Glass panel wrapping

X2_The Kunsthaus Bregenz by Peter Zumthor

The façade of the building is a freestanding structure. It is somehow hung from above and is punctually attached to the concrete structure to assure stability for the lateral movement and the wind loads.

All the structure is made of two “types” of cables, first there are some bigger and longer ones that crisscross over the entire high of the building and are 6 panels wide, then every panel is perpendicularly surrounded by 2 sets of crisscrossing cables, all cables seem to work in tension. The glass panels are fixed to some brackets, two at the top and two at the bottom, those are visible from the outside, and sideways, the panels are over lapping each other.

The façade has 3 main layers, the exterior plan that is created by glass panels, then a void of 90cm, where we can see the crisscrossing cables that support the structure, and finally, an interior glass panel that seems to have different proportions then the outside ones, since they go from floor to sealing.

In relation to the Piraeus project, for me what is interesting, and what should be brought to my project is this simplicity created by regular glass panels.

However, I want to create movement on this façade, as well as the impression of tallness, we could almost call it an optical illusion. To do so, these horizontal rows of glass panels should be able to slightly shift sideways, so on the high of the hole building we could eventually have them rapping around as a spiral would do.

For the grasshopper code, I made two sample floors, with two different versions, first where we have glass panels overlapping, but didn’t manage to make the separate, and then another version, that works slightly better to show the shifting on every floor.

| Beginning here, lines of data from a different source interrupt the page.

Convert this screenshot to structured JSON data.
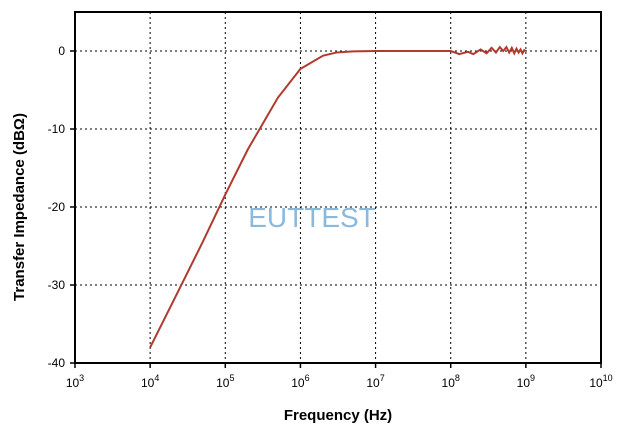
{
  "chart_data": {
    "type": "line",
    "title": "",
    "xlabel": "Frequency (Hz)",
    "ylabel": "Transfer Impedance (dBΩ)",
    "xscale": "log",
    "xlim": [
      1000,
      10000000000
    ],
    "ylim": [
      -40,
      5
    ],
    "x_ticks": [
      {
        "base": "10",
        "exp": "3"
      },
      {
        "base": "10",
        "exp": "4"
      },
      {
        "base": "10",
        "exp": "5"
      },
      {
        "base": "10",
        "exp": "6"
      },
      {
        "base": "10",
        "exp": "7"
      },
      {
        "base": "10",
        "exp": "8"
      },
      {
        "base": "10",
        "exp": "9"
      },
      {
        "base": "10",
        "exp": "10"
      }
    ],
    "y_ticks": [
      "0",
      "-10",
      "-20",
      "-30",
      "-40"
    ],
    "grid": true,
    "line_color": "#b03a2e",
    "series": [
      {
        "x": [
          10000,
          20000,
          50000,
          100000,
          200000,
          500000,
          1000000,
          2000000,
          3000000,
          5000000,
          10000000,
          20000000,
          50000000,
          80000000,
          100000000,
          130000000,
          170000000,
          200000000,
          250000000,
          300000000,
          350000000,
          400000000,
          450000000,
          500000000,
          550000000,
          600000000,
          650000000,
          700000000,
          750000000,
          800000000,
          850000000,
          900000000,
          950000000,
          1000000000
        ],
        "y": [
          -38,
          -32.2,
          -24.5,
          -18.4,
          -12.6,
          -6,
          -2.3,
          -0.6,
          -0.2,
          -0.05,
          0,
          0,
          0,
          0,
          0,
          -0.4,
          -0.1,
          -0.4,
          0.2,
          -0.3,
          0.4,
          -0.2,
          0.5,
          0,
          0.5,
          -0.2,
          0.4,
          -0.3,
          0.3,
          -0.2,
          0.2,
          -0.3,
          0.1,
          0
        ]
      }
    ]
  },
  "watermark": "EUTTEST"
}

The Kunsthaus Bregenz by Peter Zumthor

This buiding by Zumthor is characterized by something we could call “double casing”. It’s a free standing concrete building covered by a self supporting façade completely independent from the actual building.

The facades organization is based on one very strict rule that could be defined by regularity; the rhythm is clear and constant, both horizontally and vertically.

It’s a steel structure that creates a frame which supports both the outside glass  panels overlapping, as well as the inside glass work.

The thing that makes this extremely simple façade interesting is its transparency. In between the façade and the inside there is a 90 centimeters wide gap, it’s a light pit.  The transparency allows the inside concrete structure to be visible from the outside and this “gap” in between the façade and the structure, makes this structure more or less visible depending on the light.

As a parametric formation I first started by defining 4 point from which I created a surface. The high and width are adjustable.

Then I divided the surface by row and colones, their number is also adjustable.

Besides, I waned to create a grid with horizontal and vertical lines that would illustrate the very simple pattern organizing the façade, however I did not success in doing so, since I didn’t manage to create the horizontal links.